Victoryne Moqkeuz, mon anagramme

Caroline Bordczyk, mon pseudo d'auteure

5 novembre 2015

Les photographies de la vie

Classé dans : certains de mes écrits 2015,Hi ronde d'ailes — eructeuse @ 6 h 40 min

 Les photographies de la vie ou l’amour ne jaunit pas.

 

Devant son miroir un peu plus courbée qu’hier soir, malgré ses six heures de sommeil, elle se dit qu’il faut qu’elle se décide, c’est maintenant ou jamais. On l’a prévenue, passer cinquante ans le décalage est trop grand, beaucoup ne réussissent pas le décollage. Elle se sent recluse dans ce corps en partance vers sa destination finale, sur son issue fatale. Et l’autre qui était parti avec toutes leurs économies. Heureusement elle a fini de régler ses commandes, ses acquisitions sont payées rubis sur ongle. « Voilà ce que c’est de vivre avec plus vieux que soi » marmonne-t-elle tristement. « Il a filé avec notre bas de laine et sa secrétaire, ah l’infidèle ! Il ne l’emportera pas au paradis ». C’est certain elle fut refoulée à l’entrée du compartiment d’enregistrement, elle avait beau avoir 28 ans, le robot la repoussa : on ne trompe pas impunément l’administration de la puissante organisation des retraites programmées.

Sortir sortir de ce corps fuir abolir la marche du temps. Dans son coffre à chaussures, dans son armoire à matelas, dans sa boîte à pharmacie, dans son frigo à peau, il y a toute la panoplie pour faire celle qu’elle veut être ce matin ! Dans sa tête c’est clair ! Elle a fini sa collection et sa palette de maquillage est parfaite !

L’industrie du relooking a été formelle, sans photographie nette pas de clonage réussi. Elle lui a fourni les photographies de sa vie où elle se sentait belle libre accomplie… Il faut qu’elle suive à la lettre le programme d’installation et qu’elle respecte à la seconde son temps passage en chambre froide. Elle a fait l’acquisition d’un groupe électrogène de peur des coupures de courant. C’est décidé elle le fait ce matin. Son passeport pour Mars est arrivé hier, sa résidence l’attend. Son mari et elle, se sont choisis un paysage où la beauté de la mer côtoie celle de la montagne. Ils ont cotisé toute leur vie pour cette retraite parfaite et c’est ensemble qu’ils ont choisi son âge pour leur nouvelle vie, elle se sent trahie.
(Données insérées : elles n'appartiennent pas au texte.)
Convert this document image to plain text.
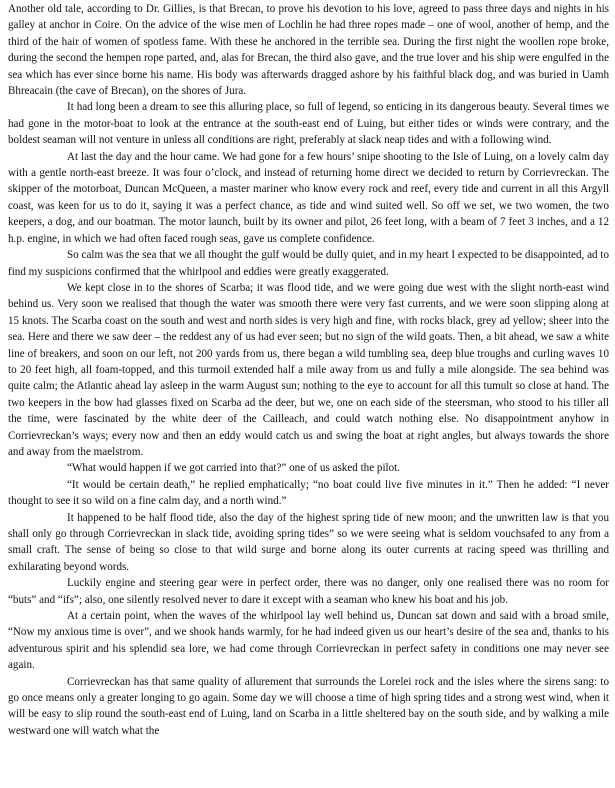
Another old tale, according to Dr. Gillies, is that Brecan, to prove his devotion to his love, agreed to pass three days and nights in his galley at anchor in Coire. On the advice of the wise men of Lochlin he had three ropes made – one of wool, another of hemp, and the third of the hair of women of spotless fame. With these he anchored in the terrible sea. During the first night the woollen rope broke, during the second the hempen rope parted, and, alas for Brecan, the third also gave, and the true lover and his ship were engulfed in the sea which has ever since borne his name. His body was afterwards dragged ashore by his faithful black dog, and was buried in Uamh Bhreacain (the cave of Brecan), on the shores of Jura.

It had long been a dream to see this alluring place, so full of legend, so enticing in its dangerous beauty. Several times we had gone in the motor-boat to look at the entrance at the south-east end of Luing, but either tides or winds were contrary, and the boldest seaman will not venture in unless all conditions are right, preferably at slack neap tides and with a following wind.

At last the day and the hour came. We had gone for a few hours’ snipe shooting to the Isle of Luing, on a lovely calm day with a gentle north-east breeze. It was four o’clock, and instead of returning home direct we decided to return by Corrievreckan. The skipper of the motorboat, Duncan McQueen, a master mariner who know every rock and reef, every tide and current in all this Argyll coast, was keen for us to do it, saying it was a perfect chance, as tide and wind suited well. So off we set, we two women, the two keepers, a dog, and our boatman. The motor launch, built by its owner and pilot, 26 feet long, with a beam of 7 feet 3 inches, and a 12 h.p. engine, in which we had often faced rough seas, gave us complete confidence.

So calm was the sea that we all thought the gulf would be dully quiet, and in my heart I expected to be disappointed, ad to find my suspicions confirmed that the whirlpool and eddies were greatly exaggerated.

We kept close in to the shores of Scarba; it was flood tide, and we were going due west with the slight north-east wind behind us. Very soon we realised that though the water was smooth there were very fast currents, and we were soon slipping along at 15 knots. The Scarba coast on the south and west and north sides is very high and fine, with rocks black, grey ad yellow; sheer into the sea. Here and there we saw deer – the reddest any of us had ever seen; but no sign of the wild goats. Then, a bit ahead, we saw a white line of breakers, and soon on our left, not 200 yards from us, there began a wild tumbling sea, deep blue troughs and curling waves 10 to 20 feet high, all foam-topped, and this turmoil extended half a mile away from us and fully a mile alongside. The sea behind was quite calm; the Atlantic ahead lay asleep in the warm August sun; nothing to the eye to account for all this tumult so close at hand. The two keepers in the bow had glasses fixed on Scarba ad the deer, but we, one on each side of the steersman, who stood to his tiller all the time, were fascinated by the white deer of the Cailleach, and could watch nothing else. No disappointment anyhow in Corrievreckan’s ways; every now and then an eddy would catch us and swing the boat at right angles, but always towards the shore and away from the maelstrom.

“What would happen if we got carried into that?” one of us asked the pilot.

“It would be certain death,” he replied emphatically; “no boat could live five minutes in it.” Then he added: “I never thought to see it so wild on a fine calm day, and a north wind.”

It happened to be half flood tide, also the day of the highest spring tide of new moon; and the unwritten law is that you shall only go through Corrievreckan in slack tide, avoiding spring tides” so we were seeing what is seldom vouchsafed to any from a small craft. The sense of being so close to that wild surge and borne along its outer currents at racing speed was thrilling and exhilarating beyond words.

Luckily engine and steering gear were in perfect order, there was no danger, only one realised there was no room for “buts” and “ifs”; also, one silently resolved never to dare it except with a seaman who knew his boat and his job.

At a certain point, when the waves of the whirlpool lay well behind us, Duncan sat down and said with a broad smile, “Now my anxious time is over”, and we shook hands warmly, for he had indeed given us our heart’s desire of the sea and, thanks to his adventurous spirit and his splendid sea lore, we had come through Corrievreckan in perfect safety in conditions one may never see again.

Corrievreckan has that same quality of allurement that surrounds the Lorelei rock and the isles where the sirens sang: to go once means only a greater longing to go again. Some day we will choose a time of high spring tides and a strong west wind, when it will be easy to slip round the south-east end of Luing, land on Scarba in a little sheltered bay on the south side, and by walking a mile westward one will watch what the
Elle ouvre son coffret à bijou, prend la photographie et la clé pour l’opération. Oui elle est souriante oui elle est jeune réjouie oui c’était le temps du bonheur mais son cœur est brisé son âme broyée son amour envolé. A quoi bon partir il n’y a plus de rêves à accomplir. Bien sûr sa place est retenue, l’administration l’a prévenue que son passage est respecté, la voleuse a été chassée et envoyée dans un pénitencier…Quant à son mari il purge une peine de prison pour fraude. Elle regarde une nouvelle fois la photographie, part dans ses souvenirs. Des larmes coulent le long de ses joues…

Une sonnette stridente la sort de son voyage. Elle va sur son ordinateur : « Allo mamie, bonne fête mamie » c’est son petit-fils qui lui sourit et lui adresse mille baisers, il lui dit qu’il est rentré au lycée des Innovations à Plutarque que c’est une très belle ville et qu’il a hâte de la voir arriver ici… Mais mais la sonnerie tambourine encore et encore…

L’énorme réveil rouge réveillerait un mort, Aline sort une main de dessus la couverture et stoppe le cri de la bête. « C’est pas Dieu possible des rêves pareils ! ». Elle se lève fait ses gestes coutumiers et sourit car son petit fils a encore joué avec le réveil ! Bah il est l’heure de son café, elle ouvre les volets et s’installe sous la véranda, sa chatte lui ronronne de tendres paroles, l’air est doux le soleil lui fait coucou, une belle journée d’automne se lève. Le cœur d’Alice est couvert de cicatrices, son visage de rides, elle sait que rien ne changera le passé, qu’elle faut aller de l’avant, que ressasser hier ne fait pas avancer demain, et qu’il y a bien sûr de l’amour dans les joies de tous les jours. Elle regarde les photographies de ses « ouistitis » comme elle dit. Souvent les personnes âgées s’entourent de mille photographies sur leurs guéridons, les murs de leur salon, sur leurs tables de chevet entre le livre et la lampe, complice des souvenirs… c’est qu’on vit mieux bien entouré de ceux qu’on aime.